# Ever heard of a "dry house?"



## Honduras Trish (Nov 30, 2007)

I have a thing for historic houses, and while perusing a site full of historic houses in MD (my home in the US), I came across info about an old farm which had, as one of the existing outbuildings, a "dry house." From the pictures and documentation, it appears to be a small building made up entirely of drawers for drying fruit. I've not previously heard of such a thing, but I figured I'd ask here . . . maybe someone would know more about this.

Here's a link to the page. I can't manage to copy just the picture, or link directly to that picture, so you'll have to scroll down to the end of the document to see the picture. It's the third picture from the bottom. 
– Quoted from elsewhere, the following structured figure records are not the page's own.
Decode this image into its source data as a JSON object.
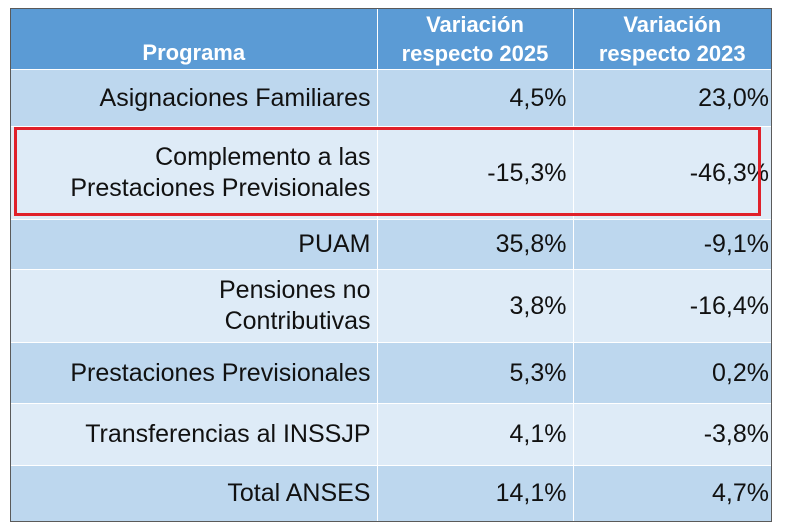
{
  "table": {
    "headers": {
      "programa": "Programa",
      "var2025_line1": "Variación",
      "var2025_line2": "respecto 2025",
      "var2023_line1": "Variación",
      "var2023_line2": "respecto 2023"
    },
    "rows": [
      {
        "programa": "Asignaciones Familiares",
        "var2025": "4,5%",
        "var2023": "23,0%"
      },
      {
        "programa_line1": "Complemento a las",
        "programa_line2": "Prestaciones Previsionales",
        "var2025": "-15,3%",
        "var2023": "-46,3%",
        "highlighted": true
      },
      {
        "programa": "PUAM",
        "var2025": "35,8%",
        "var2023": "-9,1%"
      },
      {
        "programa_line1": "Pensiones no",
        "programa_line2": "Contributivas",
        "var2025": "3,8%",
        "var2023": "-16,4%"
      },
      {
        "programa": "Prestaciones Previsionales",
        "var2025": "5,3%",
        "var2023": "0,2%"
      },
      {
        "programa": "Transferencias al INSSJP",
        "var2025": "4,1%",
        "var2023": "-3,8%"
      },
      {
        "programa": "Total ANSES",
        "var2025": "14,1%",
        "var2023": "4,7%"
      }
    ]
  },
  "colors": {
    "header_bg": "#5b9bd5",
    "row_dark": "#bdd7ee",
    "row_light": "#deebf7",
    "highlight_border": "#e0202a"
  }
}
http://www.mdihp.net/dsp_text.cfm?search=text&id=11183&viewer=true&requestTimeout=6000&page=1

Thanks to anyone who has info to share.I'm having trouble seeing how this would even work (airflow?).


----------



## Limon (Aug 25, 2010)

All I have ever heard of them was they were really big dehydrators, but that's the first picture of one still standing that I've seen. It looks like the airflow comes in from the base, but it's hard to make out on that picture.


----------



## Just Cliff (Nov 27, 2008)

It looks as though it is still standing and a structure of interest by the State of Maryland.
http://mht.maryland.gov/survey.html#
If you look at the middle box on this page titled Surveying Marylands Historic Properties, at the bottom is an email link and phone for a Thomas Rinehart.
Maybe a relitive of the original owner now employed by the trust?
I guess the business part of the building is in the back where the chimney is. They may have more photographs and blueprints for the structure. Might be worth a try.








[/IMG]








[/IMG]


----------



## rancher1913 (Dec 5, 2008)

Interesting. Kinda looks like an itty bitty tobacco barn.

moldy


----------



## Honduras Trish (Nov 30, 2007)

Thanks for the input - and thanks Cliff, for posting those pics!


----------